One key area of opposition strength is the west-central Bajío region including the states of Jalisco, Michoacán, Guanajuato and Colima. It is also an area where organised crime is very active: the major drugs gang at the moment is the Cartel Jalisco Nueva Generación (CJNG), and a rival outfit, the Cartel Santa Rosa de Lima, is based in Guanajuato. As I explained in a previous article1, these cartels have recently been involved in several spectacular acts of violence which the media regard as a serious challenge to AMLO´s public security strategy.
The governors of these states gave the impression of wanting to pursue the old strategy of hard-line confrontation with the cartels, a policy which had led to much innocent blood being shed under President Felipe Calderón of the PAN (2006-12). At the same time there is widespread suspicion that they may in fact have corrupt links to the very cartels they claim to combat, and indeed Calderón himself is now under suspicion in this regard.
This scenario is potentially explosive and quite dangerous for the President and his staff. It therefore came as something of a surprise when AMLO decided to visit Michoacán on June 26th, accompanied by his Secretary of Defence, General Sandoval; and then from July 15th to 17th (after his crucial trip to Washington) to visit Guanajuato, Jalisco and Colima, accompanied in all cases by General Sandoval and other members of his defence and security team. More recently he has visited other states with opposition governors in the North-West (Nayarit, Sinaloa, Sonora and Baja California Sur).

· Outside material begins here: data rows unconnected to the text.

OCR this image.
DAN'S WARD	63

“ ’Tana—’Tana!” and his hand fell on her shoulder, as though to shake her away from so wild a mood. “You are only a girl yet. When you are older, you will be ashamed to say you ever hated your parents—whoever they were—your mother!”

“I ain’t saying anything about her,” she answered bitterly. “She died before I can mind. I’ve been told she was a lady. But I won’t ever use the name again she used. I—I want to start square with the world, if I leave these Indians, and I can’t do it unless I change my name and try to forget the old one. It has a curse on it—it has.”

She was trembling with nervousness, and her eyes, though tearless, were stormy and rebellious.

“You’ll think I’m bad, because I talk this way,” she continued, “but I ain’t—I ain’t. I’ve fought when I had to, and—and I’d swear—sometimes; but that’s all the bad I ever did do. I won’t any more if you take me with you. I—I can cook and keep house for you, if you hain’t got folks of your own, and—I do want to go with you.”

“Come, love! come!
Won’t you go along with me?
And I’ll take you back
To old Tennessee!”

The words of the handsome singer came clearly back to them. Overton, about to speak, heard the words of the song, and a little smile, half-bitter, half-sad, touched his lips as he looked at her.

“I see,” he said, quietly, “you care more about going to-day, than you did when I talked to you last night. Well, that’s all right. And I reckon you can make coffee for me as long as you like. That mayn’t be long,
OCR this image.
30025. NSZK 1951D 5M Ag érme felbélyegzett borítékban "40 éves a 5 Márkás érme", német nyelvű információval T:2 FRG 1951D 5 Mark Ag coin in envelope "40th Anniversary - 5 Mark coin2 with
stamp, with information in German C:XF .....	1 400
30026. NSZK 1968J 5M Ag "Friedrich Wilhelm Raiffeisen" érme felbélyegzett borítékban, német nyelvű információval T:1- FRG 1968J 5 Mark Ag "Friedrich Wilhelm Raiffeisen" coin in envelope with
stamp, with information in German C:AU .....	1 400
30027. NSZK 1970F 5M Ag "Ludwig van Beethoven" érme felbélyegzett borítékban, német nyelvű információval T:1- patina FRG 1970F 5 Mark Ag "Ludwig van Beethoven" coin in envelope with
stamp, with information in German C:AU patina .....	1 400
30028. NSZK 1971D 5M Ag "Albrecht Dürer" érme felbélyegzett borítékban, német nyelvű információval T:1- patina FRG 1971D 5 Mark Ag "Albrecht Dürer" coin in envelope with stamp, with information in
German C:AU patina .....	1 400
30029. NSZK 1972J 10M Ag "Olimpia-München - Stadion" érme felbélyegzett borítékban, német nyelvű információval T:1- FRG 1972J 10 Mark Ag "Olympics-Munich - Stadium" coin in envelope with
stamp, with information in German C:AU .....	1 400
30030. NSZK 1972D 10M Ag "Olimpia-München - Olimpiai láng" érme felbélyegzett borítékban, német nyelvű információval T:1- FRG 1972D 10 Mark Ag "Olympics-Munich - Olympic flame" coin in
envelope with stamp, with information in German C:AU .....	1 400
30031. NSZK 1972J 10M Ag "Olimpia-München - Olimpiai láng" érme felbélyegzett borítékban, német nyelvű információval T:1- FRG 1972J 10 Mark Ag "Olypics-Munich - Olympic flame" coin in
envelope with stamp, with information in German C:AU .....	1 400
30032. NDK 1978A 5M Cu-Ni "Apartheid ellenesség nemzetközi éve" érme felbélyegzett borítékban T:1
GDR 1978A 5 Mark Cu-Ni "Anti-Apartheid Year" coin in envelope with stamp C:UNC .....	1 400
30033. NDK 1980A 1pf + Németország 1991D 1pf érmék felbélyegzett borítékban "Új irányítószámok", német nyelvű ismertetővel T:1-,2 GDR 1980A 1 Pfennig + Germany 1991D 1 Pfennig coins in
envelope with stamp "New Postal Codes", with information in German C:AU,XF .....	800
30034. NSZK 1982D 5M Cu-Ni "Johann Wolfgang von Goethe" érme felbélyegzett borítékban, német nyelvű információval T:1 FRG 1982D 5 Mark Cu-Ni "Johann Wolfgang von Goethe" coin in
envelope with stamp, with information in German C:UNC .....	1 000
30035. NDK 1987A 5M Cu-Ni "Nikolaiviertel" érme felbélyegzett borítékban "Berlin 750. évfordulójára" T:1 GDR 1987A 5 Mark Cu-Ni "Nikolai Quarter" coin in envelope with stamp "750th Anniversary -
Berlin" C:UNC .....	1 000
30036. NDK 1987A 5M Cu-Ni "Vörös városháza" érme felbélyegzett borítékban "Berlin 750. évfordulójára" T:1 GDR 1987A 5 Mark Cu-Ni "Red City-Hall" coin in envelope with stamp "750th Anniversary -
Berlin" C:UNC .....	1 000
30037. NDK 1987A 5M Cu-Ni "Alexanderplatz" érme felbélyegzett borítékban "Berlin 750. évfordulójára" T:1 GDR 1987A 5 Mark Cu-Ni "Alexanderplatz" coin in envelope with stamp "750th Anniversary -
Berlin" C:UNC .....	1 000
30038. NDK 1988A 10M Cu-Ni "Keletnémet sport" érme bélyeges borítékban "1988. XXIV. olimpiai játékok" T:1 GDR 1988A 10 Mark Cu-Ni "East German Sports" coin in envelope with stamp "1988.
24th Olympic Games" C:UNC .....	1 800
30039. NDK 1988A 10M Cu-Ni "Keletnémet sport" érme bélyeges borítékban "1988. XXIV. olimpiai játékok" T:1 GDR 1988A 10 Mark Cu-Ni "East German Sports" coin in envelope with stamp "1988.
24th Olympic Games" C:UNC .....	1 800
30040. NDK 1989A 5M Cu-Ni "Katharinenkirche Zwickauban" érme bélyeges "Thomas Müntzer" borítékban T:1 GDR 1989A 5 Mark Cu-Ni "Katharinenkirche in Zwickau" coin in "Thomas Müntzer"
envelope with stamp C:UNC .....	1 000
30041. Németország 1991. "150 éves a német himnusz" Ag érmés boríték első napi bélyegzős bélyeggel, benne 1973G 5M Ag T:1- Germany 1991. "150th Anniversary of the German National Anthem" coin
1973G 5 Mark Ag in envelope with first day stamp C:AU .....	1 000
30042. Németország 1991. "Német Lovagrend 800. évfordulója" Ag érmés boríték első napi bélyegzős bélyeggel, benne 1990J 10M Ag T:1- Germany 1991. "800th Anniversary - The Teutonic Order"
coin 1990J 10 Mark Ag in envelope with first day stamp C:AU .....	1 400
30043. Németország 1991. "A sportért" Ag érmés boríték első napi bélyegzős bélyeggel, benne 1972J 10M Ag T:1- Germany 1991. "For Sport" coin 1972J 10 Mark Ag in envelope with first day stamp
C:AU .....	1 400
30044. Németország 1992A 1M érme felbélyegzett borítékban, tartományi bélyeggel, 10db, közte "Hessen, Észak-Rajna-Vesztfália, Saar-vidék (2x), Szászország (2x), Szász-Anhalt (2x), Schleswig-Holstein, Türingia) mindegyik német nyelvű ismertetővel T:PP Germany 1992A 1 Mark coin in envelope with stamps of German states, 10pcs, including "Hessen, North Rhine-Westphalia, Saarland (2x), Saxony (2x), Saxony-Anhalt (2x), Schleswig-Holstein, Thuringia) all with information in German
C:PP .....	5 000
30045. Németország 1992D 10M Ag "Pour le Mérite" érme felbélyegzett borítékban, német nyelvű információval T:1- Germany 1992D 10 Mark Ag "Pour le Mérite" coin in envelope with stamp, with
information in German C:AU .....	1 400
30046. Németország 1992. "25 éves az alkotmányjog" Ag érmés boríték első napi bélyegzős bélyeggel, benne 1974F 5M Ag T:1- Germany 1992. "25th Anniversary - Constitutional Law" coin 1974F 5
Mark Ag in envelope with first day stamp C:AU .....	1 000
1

These visits included AMLO´s all-important morning press conferences (mañaneras) where he and members of his staff make announcements and field questions for about two hours on end. In each of the states in question, the State Governor also attended and was obliged to speak and answer questions alongside the President and his security team.
It was clear in all cases that the Governors were far from comfortable with the situation. They all expressed some disagreements with the President but were obliged to accept his insistence on dialogue and collaboration, and indeed to publicly accept working together on security strategy as laid down by the Federal Government.
AMLO tours the Bajío
In Michoacán, Governor Silvano Aureoles of the PRD (originally a left-wing party but profoundly affected by corruption) had directly criticised the role of the National Guard and the Armed Forces in general in public security. But given the poor record of his state in crime and public order, he was visibly nervous in the presence of AMLO and his security chiefs. Similarly, when questioned by journalists about eliminating excess and waste in his administration (as AMLO has done with great determination), Aureoles attempted to justify his record with dubious assertions.2 He also appears to have close links to a prominent opposition online media platform, Latinus, which has been very active in attacking the President and the 4T Transformation;3 again, the Michoacán Governor was obliged to offer rather unconvincing denials of this.
Even more telling was the Guanajuato meeting on July 15th, in which the Governor, Diego Sinhué Rodríguez of the right-wing PAN, was forced to admit the error of his ways. AMLO has daily meetings of his security team at 6 am (before the 7 am press conferences), and all state governors are encouraged to participate online, but Governor Sinhué in December 2019 publicly refused to do so.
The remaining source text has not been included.